The result is a chain reaction. Jobs don't just vanish — the value of work drops across the board as more people compete for fewer positions that AI can't do yet.

Part Four

What does this mean for money?

Here's the simplest way to think about it. Imagine a line:

Above the line: work that AI can't do yet. People here earn good money.
The AI line
Below the line: work that AI does cheaper and faster. Humans can't compete here.
This line keeps moving up, year after year. The water is rising.

Every year, AI gets smarter. The line rises. Work that was safely "above the line" last year might be below it next year.

Eventually, so many people will be below the line that governments will need to step in — most likely by giving everyone a basic monthly payment so they can afford food, housing, and essentials. This is sometimes called a universal basic income.

That payment will cover the basics. But it probably won't be enough for a comfortable life — not during the transition period while the world figures this out. The people who will be most comfortable are those who saved and invested money before the wave hit.

Part Five

What about cooking?

Let's be honest and specific, because this matters to you.

More vulnerable: High-volume, repetitive cooking. Fast food assembly, large-scale meal prep, chain restaurant kitchens. Robots are getting better at these tasks every year. These roles are most at risk because the cooking is standardised and repeatable.
More resilient: Fine dining, creative menu development, personal cooking, the experience of a chef's table. The craft, the creativity, the human connection — these are the hardest things for a machine to replicate. People don't go to a great restaurant for calories. They go for the experience. That's still human.

But here's the indirect problem: even if your skills are safe, the world around you changes. If fewer people have good incomes, fewer people eat out at nice restaurants. If the middle class shrinks, the customer base for restaurants shrinks too.

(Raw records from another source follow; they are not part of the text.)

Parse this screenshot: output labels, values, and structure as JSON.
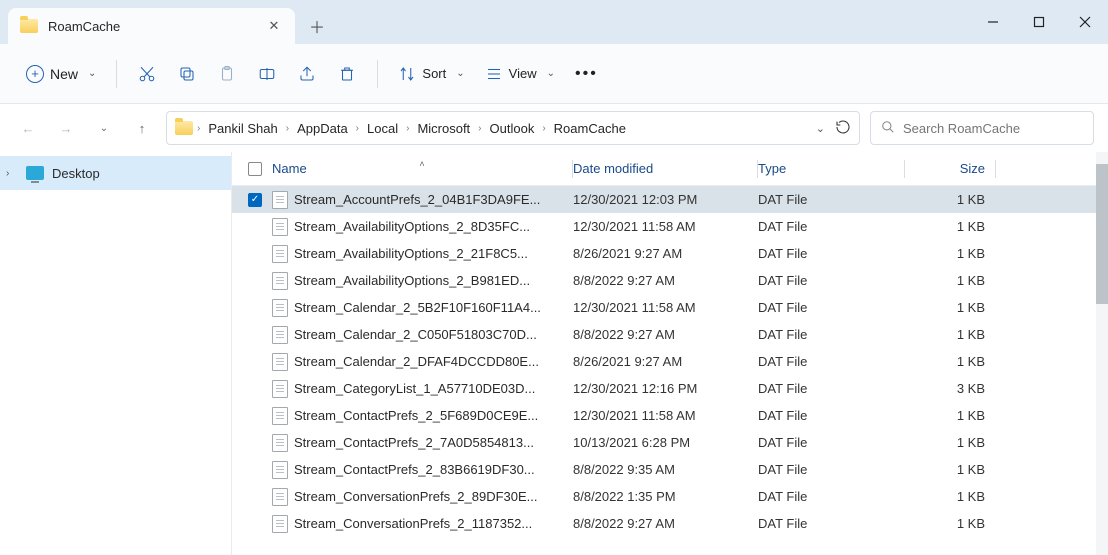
{
  "window": {
    "tab_title": "RoamCache"
  },
  "toolbar": {
    "new_label": "New",
    "sort_label": "Sort",
    "view_label": "View"
  },
  "nav": {
    "breadcrumb": [
      "Pankil Shah",
      "AppData",
      "Local",
      "Microsoft",
      "Outlook",
      "RoamCache"
    ]
  },
  "search": {
    "placeholder": "Search RoamCache"
  },
  "sidebar": {
    "item0": "Desktop"
  },
  "columns": {
    "name": "Name",
    "date": "Date modified",
    "type": "Type",
    "size": "Size"
  },
  "files": [
    {
      "selected": true,
      "name": "Stream_AccountPrefs_2_04B1F3DA9FE...",
      "date": "12/30/2021 12:03 PM",
      "type": "DAT File",
      "size": "1 KB"
    },
    {
      "selected": false,
      "name": "Stream_AvailabilityOptions_2_8D35FC...",
      "date": "12/30/2021 11:58 AM",
      "type": "DAT File",
      "size": "1 KB"
    },
    {
      "selected": false,
      "name": "Stream_AvailabilityOptions_2_21F8C5...",
      "date": "8/26/2021 9:27 AM",
      "type": "DAT File",
      "size": "1 KB"
    },
    {
      "selected": false,
      "name": "Stream_AvailabilityOptions_2_B981ED...",
      "date": "8/8/2022 9:27 AM",
      "type": "DAT File",
      "size": "1 KB"
    },
    {
      "selected": false,
      "name": "Stream_Calendar_2_5B2F10F160F11A4...",
      "date": "12/30/2021 11:58 AM",
      "type": "DAT File",
      "size": "1 KB"
    },
    {
      "selected": false,
      "name": "Stream_Calendar_2_C050F51803C70D...",
      "date": "8/8/2022 9:27 AM",
      "type": "DAT File",
      "size": "1 KB"
    },
    {
      "selected": false,
      "name": "Stream_Calendar_2_DFAF4DCCDD80E...",
      "date": "8/26/2021 9:27 AM",
      "type": "DAT File",
      "size": "1 KB"
    },
    {
      "selected": false,
      "name": "Stream_CategoryList_1_A57710DE03D...",
      "date": "12/30/2021 12:16 PM",
      "type": "DAT File",
      "size": "3 KB"
    },
    {
      "selected": false,
      "name": "Stream_ContactPrefs_2_5F689D0CE9E...",
      "date": "12/30/2021 11:58 AM",
      "type": "DAT File",
      "size": "1 KB"
    },
    {
      "selected": false,
      "name": "Stream_ContactPrefs_2_7A0D5854813...",
      "date": "10/13/2021 6:28 PM",
      "type": "DAT File",
      "size": "1 KB"
    },
    {
      "selected": false,
      "name": "Stream_ContactPrefs_2_83B6619DF30...",
      "date": "8/8/2022 9:35 AM",
      "type": "DAT File",
      "size": "1 KB"
    },
    {
      "selected": false,
      "name": "Stream_ConversationPrefs_2_89DF30E...",
      "date": "8/8/2022 1:35 PM",
      "type": "DAT File",
      "size": "1 KB"
    },
    {
      "selected": false,
      "name": "Stream_ConversationPrefs_2_1187352...",
      "date": "8/8/2022 9:27 AM",
      "type": "DAT File",
      "size": "1 KB"
    }
  ]
}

~ Your cooking skills may stay valuable. But the number of people who can afford to pay for them might decrease. That's the hidden risk — it's not about whether a robot can cook. It's about whether customers still have the money to dine.
Part Six

So what should you do?

Don't panic. But don't ignore this either. Here's what matters most:

Save and invest while you can. The next 5–10 years are a window. Money saved now and invested wisely — in a mix of global company shares, gold, and bonds — can grow on its own, even if your job changes. The earlier you start, the more time your money has to work for you.
Learn to use AI as a tool, not just fear it. The chefs, designers, and professionals who thrive will be the ones who use AI to handle the tedious parts of their work — costing recipes, managing inventory, marketing on social media — while they focus on the human craft that AI can't touch.
Lean into what makes you human. Creativity. Relationships. Physical skill. Taste. Instinct. The warmth of serving someone a meal you crafted with care. These are the last things AI will replace. Make them the centre of your work.
Don't bet everything on one thing. One job, one property, one source of income — that's fragile in a changing world. Having your money spread across different investments is like having multiple recipes in your repertoire. If one doesn't sell, the others carry you.
~ The bottom line: The world of work is changing faster than it ever has. This isn't about robots taking over tomorrow. It's about a gradual shift that will reshape which jobs exist, what they pay, and who gets to do them. The people who prepare now — by saving, investing, and adapting — will be in the strongest position when the wave arrives.